Regular paintballs are large gelatin capsules filled with polyethylene glycol – not to be confused with mono ethylene glycol, which is a key ingredient in antifreeze. In addition to this there are colorants as well. Everything a paintball is made of is non-toxic. The first generation of paintball markers were actually made of glass and full of oil paint. Obviously, these were not meant for use against human opponents. Modern paintballs are safe and you can even eat them. But you really shouldn’t, if for no other reason than the fact that polyethylene glycol is also a laxative!

Right Caliber

The Right Caliber

The “caliber” of a paintball refers to its diameter. That is, how wide its widest point measures. Obviously, you can’t put a paintball into a marker with a barrel too small to admit it. While paintballs come in different calibers, the 0.68 (about 17.3mm) caliber is the standard.

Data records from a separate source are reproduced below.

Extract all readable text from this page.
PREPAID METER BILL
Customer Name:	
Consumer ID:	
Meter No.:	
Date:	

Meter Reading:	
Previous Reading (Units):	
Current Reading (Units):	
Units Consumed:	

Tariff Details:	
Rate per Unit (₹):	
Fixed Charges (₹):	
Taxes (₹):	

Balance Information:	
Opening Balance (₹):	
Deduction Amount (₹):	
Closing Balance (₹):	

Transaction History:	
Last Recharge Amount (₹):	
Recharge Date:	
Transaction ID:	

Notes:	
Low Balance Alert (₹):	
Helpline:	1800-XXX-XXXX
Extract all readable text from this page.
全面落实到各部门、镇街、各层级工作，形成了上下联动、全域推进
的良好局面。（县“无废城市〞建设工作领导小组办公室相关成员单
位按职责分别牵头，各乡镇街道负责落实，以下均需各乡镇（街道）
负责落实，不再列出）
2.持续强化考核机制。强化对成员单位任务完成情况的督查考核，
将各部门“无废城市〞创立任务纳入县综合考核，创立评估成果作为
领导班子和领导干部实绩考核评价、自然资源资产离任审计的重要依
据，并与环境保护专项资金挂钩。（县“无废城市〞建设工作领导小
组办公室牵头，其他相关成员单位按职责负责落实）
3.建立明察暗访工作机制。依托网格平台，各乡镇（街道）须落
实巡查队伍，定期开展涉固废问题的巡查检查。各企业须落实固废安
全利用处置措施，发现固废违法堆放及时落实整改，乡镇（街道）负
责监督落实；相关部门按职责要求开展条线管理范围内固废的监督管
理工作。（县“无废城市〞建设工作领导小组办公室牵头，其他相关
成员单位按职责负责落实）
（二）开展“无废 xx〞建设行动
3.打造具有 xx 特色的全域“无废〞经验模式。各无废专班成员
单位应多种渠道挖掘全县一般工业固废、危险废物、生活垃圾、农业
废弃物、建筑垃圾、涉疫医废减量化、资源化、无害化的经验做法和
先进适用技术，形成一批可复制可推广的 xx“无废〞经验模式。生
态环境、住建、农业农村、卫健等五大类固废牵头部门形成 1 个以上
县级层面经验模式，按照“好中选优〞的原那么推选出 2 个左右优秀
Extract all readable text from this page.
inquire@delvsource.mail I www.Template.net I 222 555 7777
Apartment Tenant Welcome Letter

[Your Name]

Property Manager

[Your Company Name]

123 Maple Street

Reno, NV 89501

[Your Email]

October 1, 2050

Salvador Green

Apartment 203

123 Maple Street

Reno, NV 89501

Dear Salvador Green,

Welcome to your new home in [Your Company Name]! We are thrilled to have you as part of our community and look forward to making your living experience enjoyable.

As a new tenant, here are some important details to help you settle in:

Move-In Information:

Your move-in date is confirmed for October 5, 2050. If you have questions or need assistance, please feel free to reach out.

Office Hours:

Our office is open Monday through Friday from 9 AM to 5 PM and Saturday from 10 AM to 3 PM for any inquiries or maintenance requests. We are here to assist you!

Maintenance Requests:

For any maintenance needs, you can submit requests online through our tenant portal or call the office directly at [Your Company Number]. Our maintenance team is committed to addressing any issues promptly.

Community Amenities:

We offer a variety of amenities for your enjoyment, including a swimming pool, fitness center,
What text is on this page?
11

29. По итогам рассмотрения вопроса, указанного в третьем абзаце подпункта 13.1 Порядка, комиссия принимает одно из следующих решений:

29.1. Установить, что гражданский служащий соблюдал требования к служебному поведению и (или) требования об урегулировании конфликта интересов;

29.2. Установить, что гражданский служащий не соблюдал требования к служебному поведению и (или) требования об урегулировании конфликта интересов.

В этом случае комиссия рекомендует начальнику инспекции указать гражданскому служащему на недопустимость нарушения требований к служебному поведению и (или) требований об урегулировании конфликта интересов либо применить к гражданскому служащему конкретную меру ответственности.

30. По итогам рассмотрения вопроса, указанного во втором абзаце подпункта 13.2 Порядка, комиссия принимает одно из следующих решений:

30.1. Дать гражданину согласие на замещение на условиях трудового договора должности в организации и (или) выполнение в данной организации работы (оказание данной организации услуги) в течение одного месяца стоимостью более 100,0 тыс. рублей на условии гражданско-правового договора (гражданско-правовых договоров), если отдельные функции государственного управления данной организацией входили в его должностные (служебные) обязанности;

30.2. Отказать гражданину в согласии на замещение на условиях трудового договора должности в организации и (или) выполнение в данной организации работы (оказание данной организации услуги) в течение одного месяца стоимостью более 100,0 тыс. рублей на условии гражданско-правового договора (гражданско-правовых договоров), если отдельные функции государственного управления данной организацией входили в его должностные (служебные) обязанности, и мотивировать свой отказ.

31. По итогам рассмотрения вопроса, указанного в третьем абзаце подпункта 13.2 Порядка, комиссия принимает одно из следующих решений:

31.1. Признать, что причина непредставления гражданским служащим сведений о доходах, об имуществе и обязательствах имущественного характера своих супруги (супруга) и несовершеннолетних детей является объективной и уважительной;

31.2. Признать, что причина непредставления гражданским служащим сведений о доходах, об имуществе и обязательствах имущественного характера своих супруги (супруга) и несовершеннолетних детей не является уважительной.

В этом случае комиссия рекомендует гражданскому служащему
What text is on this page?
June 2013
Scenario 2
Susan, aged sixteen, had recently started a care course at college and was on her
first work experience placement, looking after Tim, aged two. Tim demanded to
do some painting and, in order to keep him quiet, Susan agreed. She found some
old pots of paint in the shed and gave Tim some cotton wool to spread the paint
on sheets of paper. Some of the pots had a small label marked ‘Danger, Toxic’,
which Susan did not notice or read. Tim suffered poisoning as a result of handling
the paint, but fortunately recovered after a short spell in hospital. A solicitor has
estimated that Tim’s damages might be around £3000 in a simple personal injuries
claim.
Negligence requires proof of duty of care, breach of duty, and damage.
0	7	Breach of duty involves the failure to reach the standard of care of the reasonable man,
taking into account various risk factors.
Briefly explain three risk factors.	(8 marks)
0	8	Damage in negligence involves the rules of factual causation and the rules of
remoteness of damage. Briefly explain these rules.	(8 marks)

Make sure you know what caliber ball your marker is designed for and use only that. If you get some paintballs from a friend during a match, check with them what caliber they are. If you get it wrong, the ball might burst inside the marker; that’s a whole mess you don’t want to deal with.

Paintball Care

As you might imagine, paintballs are pretty fragile, so you really need to take care when it comes to handling and storing them. This is something that can be a real challenge out in the field. Heat and cold can deform or swell the paintball shell, which makes it unsuitable for firing. Likewise, if you drop a paintball on the ground dirt, water, and other contaminants can mess with its structure. So never use any paintball that has been exposed to heat, cold, or contaminants. You should keep your spare balls in a cooler box or bag at the field so that they don’t go through temperature fluctuations.

At home, store them in a dry, cool place. This obviously means that they shouldn’t be left in the sun or somewhere they could start freezing, like an outdoor shed or your garage.

Special Fillings

When it comes to what’s inside paintballs, you’ll find that there’s a large variety of colors to choose from. There are even glow in the dark balls. Really, pick whatever color or special attribute you like, but don’t mess with balls that have been filled with something corrosive or harmful. Some jokers have taken to filling paintball shells with antifreeze and other nonsense. Don’t be a joker.

Paintball Quality

Just as with any other product, not all paintballs are made equal. If you buy really cheap paintballs, you run the risk of the capsule failing before leaving the marker and leaving you with a significant maintenance headache. The paintballs they sell to use with rental markers are usually the cheap stuff, but for your own marker you should stick with recommended balls or ones that you know are consistently well made.

Grade Paintball


Your paintball marker doesn’t really care all that much if it’s actually firing paintballs. Any round object of the right diameter will work. So there are some alternative ammo types out there as well. You can NEVER use these to play paintball against other people. These alternative ammo types are designed for self defense, and they can do some serious damage.

Pepper balls are the most common example. These balls are filled with what is essentially chili powder, but concentrated and weaponized. Anyone hit with these will suffer burning eyes and difficulty breathing. Of course, you don’t want to be too close or you’ll get caught in the cloud as well.

The other two types of ammo are both solid and don’t burst on impact. Nylon stinger balls are just what it says in the name. Fired at paintball velocities these cause severe pain wherever they hit on the body, but hopefully without causing permanent and serious injury. The most dangerous ammo is the breaker ball. It’s a glass ball that can crack a skull or rib – dangerous and potentially lethal.

Balls Out

You may see plenty of weird gimmicks when it comes to paintballs. Some makers may claim theirs fly better or hit harder. In the end, paintballs are generally cheap enough so that you can play around with them and find the ones you like. The truth is that for the most part they are pretty much the same, excluding the cheap junk that can mess up your marker’s internals. As long as you don’t put THOSE balls in your hopper, you should be good to go.